400 grammes de beurre
Pour compenser cette sauce épicée et l’assaisonnement plutôt énervé en curry, on ne lésinera pas non plus sur le beurre pour attendrir le plat et faire passer la pilule. Ce beurre doux (retenez votre souffle, les Bretons), c’est l’opinion publique, qui est favorable à un blocage du pays. Deux tiers (67 %) des Français estiment le blocage de l’économie justifié, selon un sondage Ifop pour le JDD datant du 22 février. « Les syndicats ont d’autant plus la voie libre pour une grève reconductible que la population semble approuver et même attendre des actions fortes », poursuit Stéphane Sirot.

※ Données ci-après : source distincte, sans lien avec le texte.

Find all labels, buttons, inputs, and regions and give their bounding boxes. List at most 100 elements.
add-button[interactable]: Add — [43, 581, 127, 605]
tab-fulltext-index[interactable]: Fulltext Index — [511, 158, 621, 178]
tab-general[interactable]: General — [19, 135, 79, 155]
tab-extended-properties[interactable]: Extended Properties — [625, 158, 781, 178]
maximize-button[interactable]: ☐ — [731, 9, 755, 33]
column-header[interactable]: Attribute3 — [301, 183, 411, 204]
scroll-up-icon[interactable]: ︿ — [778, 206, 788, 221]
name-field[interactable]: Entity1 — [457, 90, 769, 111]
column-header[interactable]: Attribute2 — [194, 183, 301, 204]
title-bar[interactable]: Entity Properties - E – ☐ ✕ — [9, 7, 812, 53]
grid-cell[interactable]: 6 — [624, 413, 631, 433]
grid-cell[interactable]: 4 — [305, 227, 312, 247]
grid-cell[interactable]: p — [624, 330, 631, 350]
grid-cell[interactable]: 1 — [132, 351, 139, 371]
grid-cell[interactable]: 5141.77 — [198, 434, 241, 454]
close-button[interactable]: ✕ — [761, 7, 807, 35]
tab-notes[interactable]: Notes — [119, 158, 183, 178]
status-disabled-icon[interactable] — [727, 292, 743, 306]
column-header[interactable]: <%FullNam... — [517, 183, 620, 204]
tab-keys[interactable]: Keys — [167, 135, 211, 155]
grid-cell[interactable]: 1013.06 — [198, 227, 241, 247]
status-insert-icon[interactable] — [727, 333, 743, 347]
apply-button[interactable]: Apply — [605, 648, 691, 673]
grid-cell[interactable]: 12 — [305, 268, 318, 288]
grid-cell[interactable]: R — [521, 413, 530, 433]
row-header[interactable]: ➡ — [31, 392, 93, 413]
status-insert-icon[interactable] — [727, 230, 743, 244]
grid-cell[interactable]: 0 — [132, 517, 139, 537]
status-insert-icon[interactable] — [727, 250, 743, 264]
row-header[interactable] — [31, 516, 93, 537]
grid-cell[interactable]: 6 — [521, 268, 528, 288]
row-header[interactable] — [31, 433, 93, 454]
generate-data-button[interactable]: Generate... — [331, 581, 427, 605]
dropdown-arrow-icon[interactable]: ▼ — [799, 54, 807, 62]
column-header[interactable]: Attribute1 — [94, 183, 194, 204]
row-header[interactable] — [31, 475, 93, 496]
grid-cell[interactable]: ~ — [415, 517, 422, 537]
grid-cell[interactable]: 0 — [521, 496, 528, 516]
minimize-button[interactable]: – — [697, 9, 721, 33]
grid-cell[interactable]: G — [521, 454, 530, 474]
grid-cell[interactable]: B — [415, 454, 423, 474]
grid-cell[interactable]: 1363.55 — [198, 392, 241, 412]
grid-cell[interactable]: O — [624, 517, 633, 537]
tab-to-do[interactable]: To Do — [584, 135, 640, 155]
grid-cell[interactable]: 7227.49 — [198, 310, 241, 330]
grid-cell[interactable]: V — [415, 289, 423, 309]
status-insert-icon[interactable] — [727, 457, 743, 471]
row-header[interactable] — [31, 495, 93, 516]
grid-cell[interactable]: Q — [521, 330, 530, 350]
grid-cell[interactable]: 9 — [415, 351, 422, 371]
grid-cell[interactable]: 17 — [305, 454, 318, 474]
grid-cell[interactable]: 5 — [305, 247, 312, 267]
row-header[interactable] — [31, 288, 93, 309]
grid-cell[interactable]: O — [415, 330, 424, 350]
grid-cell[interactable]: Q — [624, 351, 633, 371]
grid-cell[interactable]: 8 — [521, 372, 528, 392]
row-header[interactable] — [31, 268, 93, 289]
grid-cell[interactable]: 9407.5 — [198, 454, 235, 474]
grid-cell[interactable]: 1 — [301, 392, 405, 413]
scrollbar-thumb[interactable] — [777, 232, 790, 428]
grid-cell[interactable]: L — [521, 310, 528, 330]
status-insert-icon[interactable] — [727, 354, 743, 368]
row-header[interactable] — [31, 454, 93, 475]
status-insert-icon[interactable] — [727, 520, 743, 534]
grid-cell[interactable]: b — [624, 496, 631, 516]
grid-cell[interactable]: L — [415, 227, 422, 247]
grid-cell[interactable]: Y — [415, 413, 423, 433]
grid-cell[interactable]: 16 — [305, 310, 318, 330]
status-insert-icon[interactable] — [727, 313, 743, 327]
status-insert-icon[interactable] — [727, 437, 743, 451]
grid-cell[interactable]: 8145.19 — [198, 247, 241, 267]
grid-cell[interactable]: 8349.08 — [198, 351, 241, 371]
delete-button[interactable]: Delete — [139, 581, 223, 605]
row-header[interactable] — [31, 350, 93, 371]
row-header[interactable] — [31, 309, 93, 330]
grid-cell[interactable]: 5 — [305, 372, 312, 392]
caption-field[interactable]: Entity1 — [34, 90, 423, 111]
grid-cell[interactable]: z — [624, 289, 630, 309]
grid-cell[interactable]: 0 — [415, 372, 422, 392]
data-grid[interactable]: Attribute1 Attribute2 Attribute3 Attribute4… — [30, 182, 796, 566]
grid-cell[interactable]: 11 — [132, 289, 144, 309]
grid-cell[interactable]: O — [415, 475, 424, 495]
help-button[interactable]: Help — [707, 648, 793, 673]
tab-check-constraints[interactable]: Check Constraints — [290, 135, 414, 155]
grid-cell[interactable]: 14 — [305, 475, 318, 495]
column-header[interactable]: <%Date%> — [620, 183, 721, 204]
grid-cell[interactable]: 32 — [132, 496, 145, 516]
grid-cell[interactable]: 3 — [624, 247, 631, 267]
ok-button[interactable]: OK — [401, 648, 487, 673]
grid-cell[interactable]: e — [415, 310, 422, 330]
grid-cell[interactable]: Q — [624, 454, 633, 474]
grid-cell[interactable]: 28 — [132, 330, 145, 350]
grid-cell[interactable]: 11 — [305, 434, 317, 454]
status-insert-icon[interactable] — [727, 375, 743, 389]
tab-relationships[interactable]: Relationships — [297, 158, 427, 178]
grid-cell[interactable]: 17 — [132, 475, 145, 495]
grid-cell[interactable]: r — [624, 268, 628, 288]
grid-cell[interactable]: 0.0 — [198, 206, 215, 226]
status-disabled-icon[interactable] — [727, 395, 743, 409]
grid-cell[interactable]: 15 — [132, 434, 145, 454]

Espérer de la bonne volonté de la part de votre patron
Vous pouvez proposer le meilleur plat du monde, si le dirigeant de votre restaurant ne veut rien entendre, ne pas goûter à votre recette et insiste pour passer en force son steak-frites, on est dans l'impasse. Ce patron têtu, c’est l’exécutif. « On est sur un gouvernement qui ne veut rien lâcher, et qui est allé déjà trop loin dans sa volonté de ne pas bouger pour se risquer à revenir en arrière. Je ne sais pas comment tout cela pourrait finir », prévient Vincent Tiberj. Gare donc à ne pas passer de « Top Chef » à « Cauchemar en cuisine ».